Juvenile Treatment Facility
On July 1, 1957, the State of Washington purchased many of the buildings at Fort Worden for use as a juvenile treatment center. Beginning on April 24, 1958, the center provided a central diagnostic center for youth committed to the Department of Institutions by the juvenile courts. Committed youths stayed in the former Fort Worden barracks for six weeks, undergoing evaluation to determine what kind of counseling and educational, vocational or group programs they needed. Several of the former Fort Worden officer’s quarters were converted into a residential treatment center, providing therapy, work details, athletics and special events. The facility closed on September 30, 1971.
Making a Park
On November 5, 1965, the Washington State Parks and Recreation Commission (WSPRC) purchased 209 acres of the remainder of the Fort Worden military reservation, including most of the former gun battery sites, for development as a state park. After the closure of the Juvenile Treatment Facility, its buildings and nearly 130 acres of land were added to the park. About 100 acres adjoining the park on the west were acquired in 1989, protecting the Chinese Gardens area.

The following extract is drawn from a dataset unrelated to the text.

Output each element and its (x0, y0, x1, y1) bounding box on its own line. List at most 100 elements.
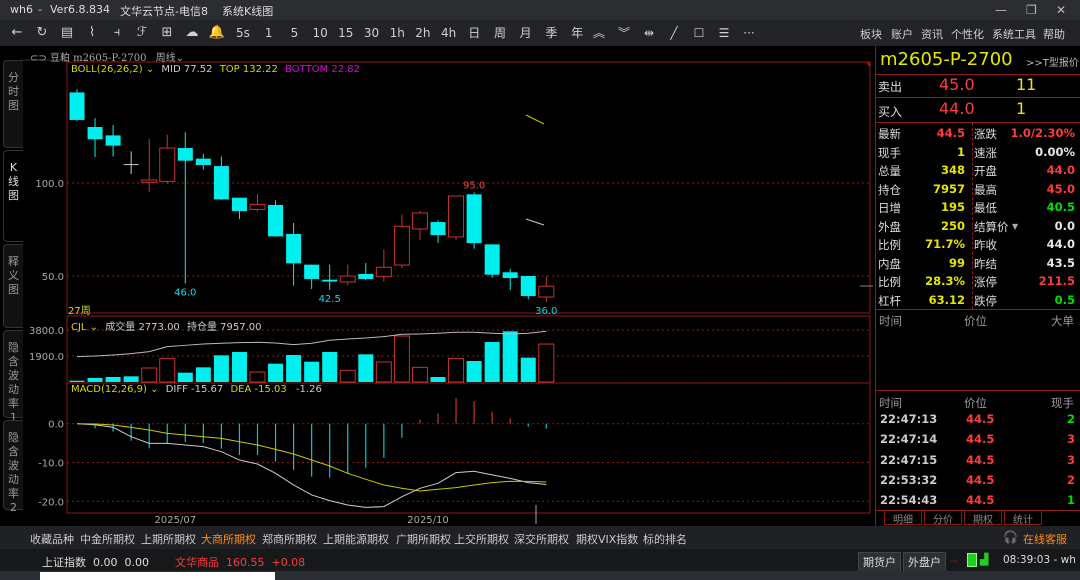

The WSPRC considered proposals for utilizing the site’s many buildings as a facility that could meet the needs of a wide variety of groups and individuals. On February 12, 1973, the WSPRC approved a management plan for Fort Worden State Park that included development of the fort buildings as vacation housing and a conference center. The park was dedicated on August 18, 1973.
Several community groups with arts, education, military history, and recreation missions subsequently became tenants at Fort Worden, offering programs, exhibitions and performances for visitors. In 1990, the Washington State Legislature provided funding for the restoration of the balloon hangar as a performance venue and the establishment of a marine science center at Fort Worden. In 2012, the WSPRC approved a plan to transform the conference center, performance venues and vacation rentals at Fort Worden State Park into a lifelong learning center. The Commission entered into a co-management agreement with the Fort Worden Public Development Authority (PDA) to carry out the vision beginning on May 1, 2014. The agreement was terminated in 2024.